PARBOABOA, Jakarta - Direktorat Tindak Pidana Ekonomi Khusus (Dittipideksus) Bareskrim Polri dan Analisis Transaksi Keungan (PPATK) bekerja sama mengungkap perkara dugaan tindak pidana pencucian uang (TPPU) dari peredaran obat ilegal.
Pengungkapan kasus ini bermula dari penyelidikan kasus seorang perempuan yang meninggal dunia akibat mengonsumsi obat aborsi pada Maret 2021.
Tersangka DP kemudian diamankan karena penjualan obat secara ilegal. Yang lebih mengejutkan kepolisian menemukan 9 rekening bank tersangka dengan jumlah dana yang fantastis, padahal tersangka tidak mempunyai pekerjaan tetap.

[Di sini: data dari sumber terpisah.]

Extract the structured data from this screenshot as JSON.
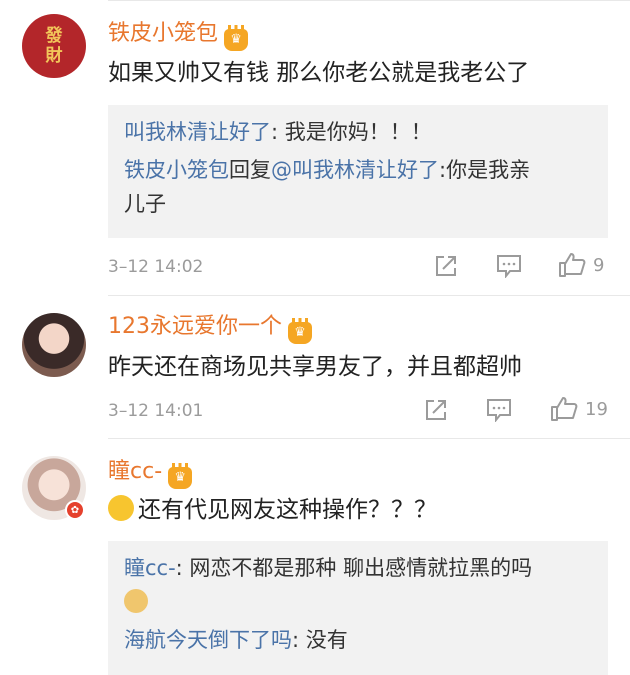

"Dari hasil penelusuran terhadap rekening-rekening yang bersangkutan ada 9 bank. Kita telusuri Rp 531 miliar yang dapat kami sita," kata Kabareskrim Komjen Agus Andrianto, Kamis (16/9).
Obat-obat yang dijual tersangka ternyata didatangkan dari luar negeri tanpa Izin Edar dari BPOM. Kemudian ditawarkan kepada pembeli perorangan atau Apotik atau Toko Obat di Jakarta maupun di kota lainnya, menggunakan handphone dan aplikasi Whatsapp.
"Dia juga tidak memiliki keahlian di bidang farmasi. Dia juga tidak memiliki perusahaan yang bergerak di bidang farmasi namun dia menjalankan, mendatangkan obat-obat dari luar tanpa izin edar dari BPOM," ujar Agus.
Selain uang, sejumlah barang bukti juga disita dalam kasus ini antara lain sisa obat yang diedarkan berupa Favipiravir/Favimex jumlah 200 tablet, Crestor 20 mg jumlah 6 pak, Crestor 10 mg jumlah 5 pak, hingga Voltaren Gel 50 mg jumlah 4 pak.
Atas perbuatannya tersangka dijerat Pasal 196 Jo Pasal 98 Ayat (2) dan Ayat (3) dengan Pidana Penjara Paling Lama 10 Tahun dan denda paling banyak RP 1 miliar.